しかし今回は、単に心臓が大きいという話だけではないとのことでした。
ロードバイクは、適度に楽しむ分には健康に良い面が多いスポーツだと思います。
しかし、身体に負担がないスポーツではありません。
特に、ただのサイクリングではなく、トレーニングとして心拍を上げたり、長時間走ったり、レースで結果を出すための練習をしている場合、一般的な運動習慣よりも身体にかかる負荷は大きくなると思います。
今回も、肺を確認するために撮ったCTで、心臓の肥大、あるいは大動脈周辺と思われる部分に気になる所見があると言われました。

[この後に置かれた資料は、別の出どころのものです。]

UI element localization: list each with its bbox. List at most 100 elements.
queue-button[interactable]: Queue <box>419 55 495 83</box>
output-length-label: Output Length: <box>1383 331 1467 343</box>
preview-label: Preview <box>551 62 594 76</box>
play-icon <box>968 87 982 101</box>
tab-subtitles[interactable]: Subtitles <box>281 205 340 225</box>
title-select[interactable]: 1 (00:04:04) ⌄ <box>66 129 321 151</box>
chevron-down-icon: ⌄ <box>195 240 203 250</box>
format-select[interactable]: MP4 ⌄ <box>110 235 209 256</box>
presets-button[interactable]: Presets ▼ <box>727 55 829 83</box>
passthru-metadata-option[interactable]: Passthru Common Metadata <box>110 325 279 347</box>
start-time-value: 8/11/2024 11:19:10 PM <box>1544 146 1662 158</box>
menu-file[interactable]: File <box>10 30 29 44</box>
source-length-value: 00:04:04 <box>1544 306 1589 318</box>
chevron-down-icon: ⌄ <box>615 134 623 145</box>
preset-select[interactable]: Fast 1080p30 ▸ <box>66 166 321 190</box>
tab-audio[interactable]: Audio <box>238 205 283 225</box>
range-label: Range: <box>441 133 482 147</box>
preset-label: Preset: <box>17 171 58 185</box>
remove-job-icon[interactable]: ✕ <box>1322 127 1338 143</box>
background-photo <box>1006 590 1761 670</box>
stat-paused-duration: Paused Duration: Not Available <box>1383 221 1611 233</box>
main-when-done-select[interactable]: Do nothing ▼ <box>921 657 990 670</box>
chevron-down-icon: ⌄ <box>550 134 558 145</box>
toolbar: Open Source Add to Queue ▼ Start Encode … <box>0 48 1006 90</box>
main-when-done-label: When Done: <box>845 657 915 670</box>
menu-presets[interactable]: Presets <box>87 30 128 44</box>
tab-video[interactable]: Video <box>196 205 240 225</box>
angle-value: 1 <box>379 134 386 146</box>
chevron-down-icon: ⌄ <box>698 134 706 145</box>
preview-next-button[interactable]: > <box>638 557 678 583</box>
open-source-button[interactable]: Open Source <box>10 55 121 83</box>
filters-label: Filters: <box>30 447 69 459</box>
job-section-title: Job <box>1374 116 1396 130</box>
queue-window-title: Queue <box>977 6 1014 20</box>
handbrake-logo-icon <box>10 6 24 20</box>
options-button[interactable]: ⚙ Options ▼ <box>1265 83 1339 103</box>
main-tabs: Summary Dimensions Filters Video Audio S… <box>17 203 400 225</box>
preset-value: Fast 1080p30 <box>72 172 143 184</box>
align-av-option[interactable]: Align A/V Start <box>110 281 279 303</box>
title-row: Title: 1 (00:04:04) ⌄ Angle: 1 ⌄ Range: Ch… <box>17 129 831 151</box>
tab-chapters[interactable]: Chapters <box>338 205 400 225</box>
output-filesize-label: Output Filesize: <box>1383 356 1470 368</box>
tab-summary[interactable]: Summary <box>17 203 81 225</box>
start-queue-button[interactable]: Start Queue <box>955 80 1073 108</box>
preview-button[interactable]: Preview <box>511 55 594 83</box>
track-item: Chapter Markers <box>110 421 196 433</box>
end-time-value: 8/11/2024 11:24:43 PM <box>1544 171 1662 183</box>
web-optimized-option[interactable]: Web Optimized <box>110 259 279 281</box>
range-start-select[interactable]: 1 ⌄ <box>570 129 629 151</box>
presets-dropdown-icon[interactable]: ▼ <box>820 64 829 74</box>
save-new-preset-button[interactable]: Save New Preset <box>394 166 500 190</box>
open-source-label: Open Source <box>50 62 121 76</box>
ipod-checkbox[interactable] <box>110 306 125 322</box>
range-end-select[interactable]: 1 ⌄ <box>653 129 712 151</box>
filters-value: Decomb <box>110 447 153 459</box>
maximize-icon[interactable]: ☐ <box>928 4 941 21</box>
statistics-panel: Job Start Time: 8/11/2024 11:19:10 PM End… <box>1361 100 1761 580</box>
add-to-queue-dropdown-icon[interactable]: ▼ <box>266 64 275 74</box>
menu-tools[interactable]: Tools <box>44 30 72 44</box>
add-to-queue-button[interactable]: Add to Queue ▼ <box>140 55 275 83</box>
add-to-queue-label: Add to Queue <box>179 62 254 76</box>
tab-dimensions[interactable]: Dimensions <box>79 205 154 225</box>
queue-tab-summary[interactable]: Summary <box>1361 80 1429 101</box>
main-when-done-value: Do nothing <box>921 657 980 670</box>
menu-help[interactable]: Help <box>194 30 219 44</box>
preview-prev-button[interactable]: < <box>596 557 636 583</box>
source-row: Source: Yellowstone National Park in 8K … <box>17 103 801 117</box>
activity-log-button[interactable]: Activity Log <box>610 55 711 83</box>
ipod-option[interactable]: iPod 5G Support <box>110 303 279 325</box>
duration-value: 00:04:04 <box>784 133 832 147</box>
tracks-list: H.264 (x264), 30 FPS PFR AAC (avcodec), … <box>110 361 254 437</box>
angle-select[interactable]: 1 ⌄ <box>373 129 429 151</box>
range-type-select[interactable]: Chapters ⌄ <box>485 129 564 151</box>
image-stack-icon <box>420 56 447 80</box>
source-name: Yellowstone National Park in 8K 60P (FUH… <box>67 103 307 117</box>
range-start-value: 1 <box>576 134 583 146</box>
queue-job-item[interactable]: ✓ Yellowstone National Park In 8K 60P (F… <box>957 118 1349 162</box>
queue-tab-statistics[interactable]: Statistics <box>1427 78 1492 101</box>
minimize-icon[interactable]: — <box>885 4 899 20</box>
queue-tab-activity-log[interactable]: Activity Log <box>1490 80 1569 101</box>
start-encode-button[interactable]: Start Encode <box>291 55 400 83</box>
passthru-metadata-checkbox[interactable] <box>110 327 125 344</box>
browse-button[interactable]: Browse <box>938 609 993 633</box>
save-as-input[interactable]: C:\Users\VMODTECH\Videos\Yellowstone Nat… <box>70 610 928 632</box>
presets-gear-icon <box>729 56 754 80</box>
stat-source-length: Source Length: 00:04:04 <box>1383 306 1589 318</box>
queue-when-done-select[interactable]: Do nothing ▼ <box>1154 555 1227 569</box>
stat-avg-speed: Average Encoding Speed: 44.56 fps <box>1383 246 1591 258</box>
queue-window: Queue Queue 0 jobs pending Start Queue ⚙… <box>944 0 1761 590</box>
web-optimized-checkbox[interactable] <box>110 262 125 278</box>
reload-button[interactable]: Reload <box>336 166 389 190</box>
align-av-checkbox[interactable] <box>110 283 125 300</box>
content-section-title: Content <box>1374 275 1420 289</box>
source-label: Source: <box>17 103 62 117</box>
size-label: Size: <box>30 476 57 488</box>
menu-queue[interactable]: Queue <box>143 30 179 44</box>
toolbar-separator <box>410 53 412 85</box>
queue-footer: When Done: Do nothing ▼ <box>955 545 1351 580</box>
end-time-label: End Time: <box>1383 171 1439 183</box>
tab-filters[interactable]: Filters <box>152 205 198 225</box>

この辺りはかなりうろ覚えなので、正確な部位ではないかもしれません。
この時点では、正直そこまで深刻には考えていませんでした。
普段から高強度のトレーニングもできていますし、パフォーマンスが大きく落ちている感覚もありませんでした。
時々不整脈のような自覚は多少あったものの、それ以外に明確な症状があったわけでもありません。
そのため、心配というよりは、
「念のため確認しておこう」
くらいの気持ちでした。
かかりつけの担当医の話でも「念のためですよ」ということだったので、この時点ではそこまで大きな不安があったわけではありませんでした。
しかし……。
再検査 心エコーと心電図
後日、念のため専門医による心エコーと心電図を受けることになりました。
心エコー検査、初めての検査なのですが、同じところを何度も言ったりきたり、心なしかなんだか長い気がします。
「あぁ、これか……」
「うーん、これはなぁ……」
検査中の医師の独り言のような言葉が、こちらとしてはかなり怖いのです。
普段なら気にしないような一言でも、心臓の検査中となると一気に不安になります。
さらに、心電図では不整脈が確認されました。
いわゆる期外収縮のような、余計な拍動が入るタイプの不整脈です。
心電図、心エコー検査を終えて専門医からの説明を受けました。
不整脈の話、そして心エコーでの左心室についての説明に加えて、それ以外の部分にも肥大、あるいは肥厚のような所見があるという話でした。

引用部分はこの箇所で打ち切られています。